Kalum


Menotti del Picchia fez indianismo requentado e às avessas

A frase “Conseguirei o alemão com as pupilas falantes”, resultante de um cochilo do tipógrafo (na edição popular da Saraiva), talvez seja a melhor coisa que existe em Kalum (1936), romance de Menotti del Picchia que, em matéria de ruindade, só pode ser comparado a O choque das raças, de Monteiro Lobato, e às obras de certo escritor brasileiro contemporâneo. Só vale a pena falar do livro para que o leitor não perca com ele seu tempo – alguém já fez o sacrifício em seu lugar. Mas pode ser interessante estudar o rol de impropriedades lógicas perpetradas por Menotti.

Subintitulada “O mistério do sertão”, a narrativa é ambientada na selva de Mato Grosso, em região que hoje faz parte de Rondônia. Mas o escritor paulista tinha uma ideia muito vaga do que fosse a floresta amazônica. Perde feio para José de Alencar, que nos romances indianistas se deu o trabalho de fazer pesquisa histórica e geográfica. Para começar, os índios antropófagos que fazem o papel de vilões na história nunca existiram.

Tudo começa com um grupo de exploradores embrenhados na selva. A expedição é chefiada pelo alemão Karl Sopor (de soporífero?), cujo objetivo é fazer o registro cinematográfico do povo kurogang, jamais avistado pela civilização e, curiosamente, formado por negros – há considerações lombrosianas do narrador sobre seus crânios etc.

Capturada pelos terríveis selvagens, a expedição está fadada à degola e à devoração. Mas eis que, devido ao achamento de um recorte de jornal na cabana do pajé Bogum, Karl Sopor descobre que este era na verdade um padre português fazendo-se passar por feiticeiro.
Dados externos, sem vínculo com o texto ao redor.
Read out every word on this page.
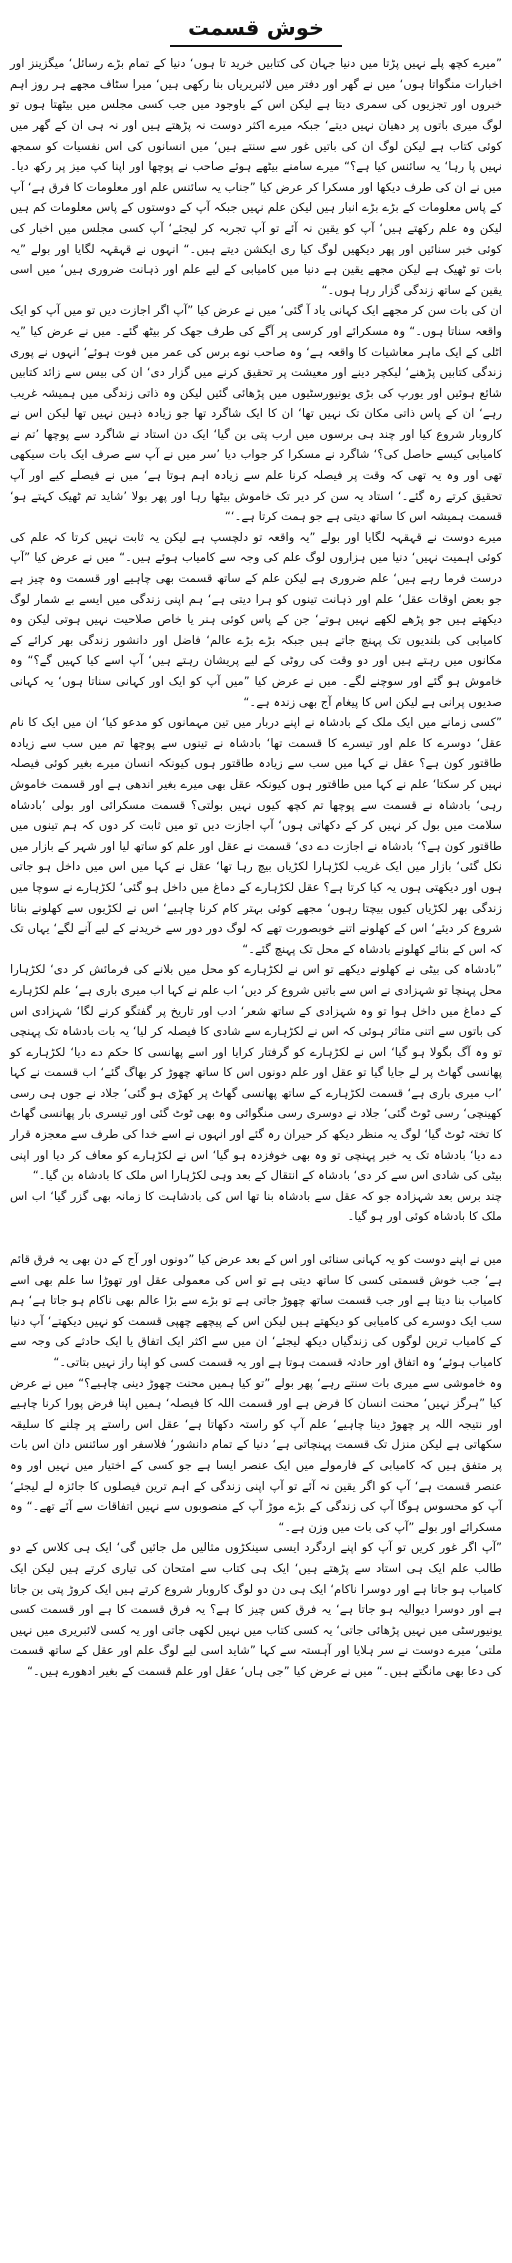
خوش قسمت

”میرے کچھ پلے نہیں پڑتا میں دنیا جہان کی کتابیں خرید تا ہوں‘ دنیا کے تمام بڑے رسائل‘ میگزینز اور اخبارات منگواتا ہوں‘ میں نے گھر اور دفتر میں لائبریریاں بنا رکھی ہیں‘ میرا سٹاف مجھے ہر روز اہم خبروں اور تجزیوں کی سمری دیتا ہے لیکن اس کے باوجود میں جب کسی مجلس میں بیٹھتا ہوں تو لوگ میری باتوں پر دھیان نہیں دیتے‘ جبکہ میرے اکثر دوست نہ پڑھتے ہیں اور نہ ہی ان کے گھر میں کوئی کتاب ہے لیکن لوگ ان کی باتیں غور سے سنتے ہیں‘ میں انسانوں کی اس نفسیات کو سمجھ نہیں پا رہا‘ یہ سائنس کیا ہے؟“ میرے سامنے بیٹھے ہوئے صاحب نے پوچھا اور اپنا کپ میز پر رکھ دیا۔ میں نے ان کی طرف دیکھا اور مسکرا کر عرض کیا ”جناب یہ سائنس علم اور معلومات کا فرق ہے‘ آپ کے پاس معلومات کے بڑے بڑے انبار ہیں لیکن علم نہیں جبکہ آپ کے دوستوں کے پاس معلومات کم ہیں لیکن وہ علم رکھتے ہیں‘ آپ کو یقین نہ آئے تو آپ تجربہ کر لیجئے‘ آپ کسی مجلس میں اخبار کی کوئی خبر سنائیں اور پھر دیکھیں لوگ کیا ری ایکشن دیتے ہیں۔“ انہوں نے قہقہہ لگایا اور بولے ”یہ بات تو ٹھیک ہے لیکن مجھے یقین ہے دنیا میں کامیابی کے لیے علم اور ذہانت ضروری ہیں‘ میں اسی یقین کے ساتھ زندگی گزار رہا ہوں۔“

ان کی بات سن کر مجھے ایک کہانی یاد آ گئی‘ میں نے عرض کیا ”آپ اگر اجازت دیں تو میں آپ کو ایک واقعہ سناتا ہوں۔“ وہ مسکرائے اور کرسی پر آگے کی طرف جھک کر بیٹھ گئے۔ میں نے عرض کیا ”یہ اٹلی کے ایک ماہر معاشیات کا واقعہ ہے‘ وہ صاحب نوے برس کی عمر میں فوت ہوئے‘ انہوں نے پوری زندگی کتابیں پڑھنے‘ لیکچر دینے اور معیشت پر تحقیق کرنے میں گزار دی‘ ان کی بیس سے زائد کتابیں شائع ہوئیں اور یورپ کی بڑی یونیورسٹیوں میں پڑھائی گئیں لیکن وہ ذاتی زندگی میں ہمیشہ غریب رہے‘ ان کے پاس ذاتی مکان تک نہیں تھا‘ ان کا ایک شاگرد تھا جو زیادہ ذہین نہیں تھا لیکن اس نے کاروبار شروع کیا اور چند ہی برسوں میں ارب پتی بن گیا‘ ایک دن استاد نے شاگرد سے پوچھا ’تم نے کامیابی کیسے حاصل کی؟‘ شاگرد نے مسکرا کر جواب دیا ’سر میں نے آپ سے صرف ایک بات سیکھی تھی اور وہ یہ تھی کہ وقت پر فیصلہ کرنا علم سے زیادہ اہم ہوتا ہے‘ میں نے فیصلے کیے اور آپ تحقیق کرتے رہ گئے۔‘ استاد یہ سن کر دیر تک خاموش بیٹھا رہا اور پھر بولا ’شاید تم ٹھیک کہتے ہو‘ قسمت ہمیشہ اس کا ساتھ دیتی ہے جو ہمت کرتا ہے۔‘“

میرے دوست نے قہقہہ لگایا اور بولے ”یہ واقعہ تو دلچسپ ہے لیکن یہ ثابت نہیں کرتا کہ علم کی کوئی اہمیت نہیں‘ دنیا میں ہزاروں لوگ علم کی وجہ سے کامیاب ہوئے ہیں۔“ میں نے عرض کیا ”آپ درست فرما رہے ہیں‘ علم ضروری ہے لیکن علم کے ساتھ قسمت بھی چاہیے اور قسمت وہ چیز ہے جو بعض اوقات عقل‘ علم اور ذہانت تینوں کو ہرا دیتی ہے‘ ہم اپنی زندگی میں ایسے بے شمار لوگ دیکھتے ہیں جو پڑھے لکھے نہیں ہوتے‘ جن کے پاس کوئی ہنر یا خاص صلاحیت نہیں ہوتی لیکن وہ کامیابی کی بلندیوں تک پہنچ جاتے ہیں جبکہ بڑے بڑے عالم‘ فاضل اور دانشور زندگی بھر کرائے کے مکانوں میں رہتے ہیں اور دو وقت کی روٹی کے لیے پریشان رہتے ہیں‘ آپ اسے کیا کہیں گے؟“ وہ خاموش ہو گئے اور سوچنے لگے۔ میں نے عرض کیا ”میں آپ کو ایک اور کہانی سناتا ہوں‘ یہ کہانی صدیوں پرانی ہے لیکن اس کا پیغام آج بھی زندہ ہے۔“

”کسی زمانے میں ایک ملک کے بادشاہ نے اپنے دربار میں تین مہمانوں کو مدعو کیا‘ ان میں ایک کا نام عقل‘ دوسرے کا علم اور تیسرے کا قسمت تھا‘ بادشاہ نے تینوں سے پوچھا تم میں سب سے زیادہ طاقتور کون ہے؟ عقل نے کہا میں سب سے زیادہ طاقتور ہوں کیونکہ انسان میرے بغیر کوئی فیصلہ نہیں کر سکتا‘ علم نے کہا میں طاقتور ہوں کیونکہ عقل بھی میرے بغیر اندھی ہے اور قسمت خاموش رہی‘ بادشاہ نے قسمت سے پوچھا تم کچھ کیوں نہیں بولتی؟ قسمت مسکرائی اور بولی ’بادشاہ سلامت میں بول کر نہیں کر کے دکھاتی ہوں‘ آپ اجازت دیں تو میں ثابت کر دوں کہ ہم تینوں میں طاقتور کون ہے؟‘ بادشاہ نے اجازت دے دی‘ قسمت نے عقل اور علم کو ساتھ لیا اور شہر کے بازار میں نکل گئی‘ بازار میں ایک غریب لکڑہارا لکڑیاں بیچ رہا تھا‘ عقل نے کہا میں اس میں داخل ہو جاتی ہوں اور دیکھتی ہوں یہ کیا کرتا ہے؟ عقل لکڑہارے کے دماغ میں داخل ہو گئی‘ لکڑہارے نے سوچا میں زندگی بھر لکڑیاں کیوں بیچتا رہوں‘ مجھے کوئی بہتر کام کرنا چاہیے‘ اس نے لکڑیوں سے کھلونے بنانا شروع کر دیئے‘ اس کے کھلونے اتنے خوبصورت تھے کہ لوگ دور دور سے خریدنے کے لیے آنے لگے‘ یہاں تک کہ اس کے بنائے کھلونے بادشاہ کے محل تک پہنچ گئے۔“

”بادشاہ کی بیٹی نے کھلونے دیکھے تو اس نے لکڑہارے کو محل میں بلانے کی فرمائش کر دی‘ لکڑہارا محل پہنچا تو شہزادی نے اس سے باتیں شروع کر دیں‘ اب علم نے کہا اب میری باری ہے‘ علم لکڑہارے کے دماغ میں داخل ہوا تو وہ شہزادی کے ساتھ شعر‘ ادب اور تاریخ پر گفتگو کرنے لگا‘ شہزادی اس کی باتوں سے اتنی متاثر ہوئی کہ اس نے لکڑہارے سے شادی کا فیصلہ کر لیا‘ یہ بات بادشاہ تک پہنچی تو وہ آگ بگولا ہو گیا‘ اس نے لکڑہارے کو گرفتار کرایا اور اسے پھانسی کا حکم دے دیا‘ لکڑہارے کو پھانسی گھاٹ پر لے جایا گیا تو عقل اور علم دونوں اس کا ساتھ چھوڑ کر بھاگ گئے‘ اب قسمت نے کہا ’اب میری باری ہے‘ قسمت لکڑہارے کے ساتھ پھانسی گھاٹ پر کھڑی ہو گئی‘ جلاد نے جوں ہی رسی کھینچی‘ رسی ٹوٹ گئی‘ جلاد نے دوسری رسی منگوائی وہ بھی ٹوٹ گئی اور تیسری بار پھانسی گھاٹ کا تختہ ٹوٹ گیا‘ لوگ یہ منظر دیکھ کر حیران رہ گئے اور انہوں نے اسے خدا کی طرف سے معجزہ قرار دے دیا‘ بادشاہ تک یہ خبر پہنچی تو وہ بھی خوفزدہ ہو گیا‘ اس نے لکڑہارے کو معاف کر دیا اور اپنی بیٹی کی شادی اس سے کر دی‘ بادشاہ کے انتقال کے بعد وہی لکڑہارا اس ملک کا بادشاہ بن گیا۔“

چند برس بعد شہزادہ جو کہ عقل سے بادشاہ بنا تھا اس کی بادشاہت کا زمانہ بھی گزر گیا‘ اب اس ملک کا بادشاہ کوئی اور ہو گیا۔

میں نے اپنے دوست کو یہ کہانی سنائی اور اس کے بعد عرض کیا ”دونوں اور آج کے دن بھی یہ فرق قائم ہے‘ جب خوش قسمتی کسی کا ساتھ دیتی ہے تو اس کی معمولی عقل اور تھوڑا سا علم بھی اسے کامیاب بنا دیتا ہے اور جب قسمت ساتھ چھوڑ جاتی ہے تو بڑے سے بڑا عالم بھی ناکام ہو جاتا ہے‘ ہم سب ایک دوسرے کی کامیابی کو دیکھتے ہیں لیکن اس کے پیچھے چھپی قسمت کو نہیں دیکھتے‘ آپ دنیا کے کامیاب ترین لوگوں کی زندگیاں دیکھ لیجئے‘ ان میں سے اکثر ایک اتفاق یا ایک حادثے کی وجہ سے کامیاب ہوئے‘ وہ اتفاق اور حادثہ قسمت ہوتا ہے اور یہ قسمت کسی کو اپنا راز نہیں بتاتی۔“

وہ خاموشی سے میری بات سنتے رہے‘ پھر بولے ”تو کیا ہمیں محنت چھوڑ دینی چاہیے؟“ میں نے عرض کیا ”ہرگز نہیں‘ محنت انسان کا فرض ہے اور قسمت اللہ کا فیصلہ‘ ہمیں اپنا فرض پورا کرنا چاہیے اور نتیجہ اللہ پر چھوڑ دینا چاہیے‘ علم آپ کو راستہ دکھاتا ہے‘ عقل اس راستے پر چلنے کا سلیقہ سکھاتی ہے لیکن منزل تک قسمت پہنچاتی ہے‘ دنیا کے تمام دانشور‘ فلاسفر اور سائنس دان اس بات پر متفق ہیں کہ کامیابی کے فارمولے میں ایک عنصر ایسا ہے جو کسی کے اختیار میں نہیں اور وہ عنصر قسمت ہے‘ آپ کو اگر یقین نہ آئے تو آپ اپنی زندگی کے اہم ترین فیصلوں کا جائزہ لے لیجئے‘ آپ کو محسوس ہوگا آپ کی زندگی کے بڑے موڑ آپ کے منصوبوں سے نہیں اتفاقات سے آئے تھے۔“ وہ مسکرائے اور بولے ”آپ کی بات میں وزن ہے۔“

”آپ اگر غور کریں تو آپ کو اپنے اردگرد ایسی سینکڑوں مثالیں مل جائیں گی‘ ایک ہی کلاس کے دو طالب علم ایک ہی استاد سے پڑھتے ہیں‘ ایک ہی کتاب سے امتحان کی تیاری کرتے ہیں لیکن ایک کامیاب ہو جاتا ہے اور دوسرا ناکام‘ ایک ہی دن دو لوگ کاروبار شروع کرتے ہیں ایک کروڑ پتی بن جاتا ہے اور دوسرا دیوالیہ ہو جاتا ہے‘ یہ فرق کس چیز کا ہے؟ یہ فرق قسمت کا ہے اور قسمت کسی یونیورسٹی میں نہیں پڑھائی جاتی‘ یہ کسی کتاب میں نہیں لکھی جاتی اور یہ کسی لائبریری میں نہیں ملتی‘ میرے دوست نے سر ہلایا اور آہستہ سے کہا ”شاید اسی لیے لوگ علم اور عقل کے ساتھ قسمت کی دعا بھی مانگتے ہیں۔“ میں نے عرض کیا ”جی ہاں‘ عقل اور علم قسمت کے بغیر ادھورے ہیں۔“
A partir daí, a aventura consiste primeiro em fugir dos terríveis selvagens e depois em evitar que eles invadam o reino subterrâneo de Elinor.

Esse reino é habitado por seres humanos de dimensões nanicas, sendo curiosamente as meninas (que não chegam a ser mulheres) lindas e os homens, muito feios. A única exceção é o “rei”, uma moça deslumbrante também chamada Elinor. Essa parte do livro consiste numa descrição do progresso científico do reino e da situação sem saída do povo subterrâneo, constantemente atemorizado pela possibilidade de uma invasão de sua caverna pelos kurogang.

No auge da crise, Elinor e o visitante Sopor se apaixonam – como dois autômatos, o lastro psicológico é comparável ao de, digamos,  As valkírias – e começam a planejar uma fuga. Mas eis que os selvagens descobrem o segredo para penetrar na caverna. O resultado é uma carnificina total de que, previsivelmente, os dois namorados escapam para o desfecho detestavelmente meloso. Nível Sabrina ou mais baixo um pouco.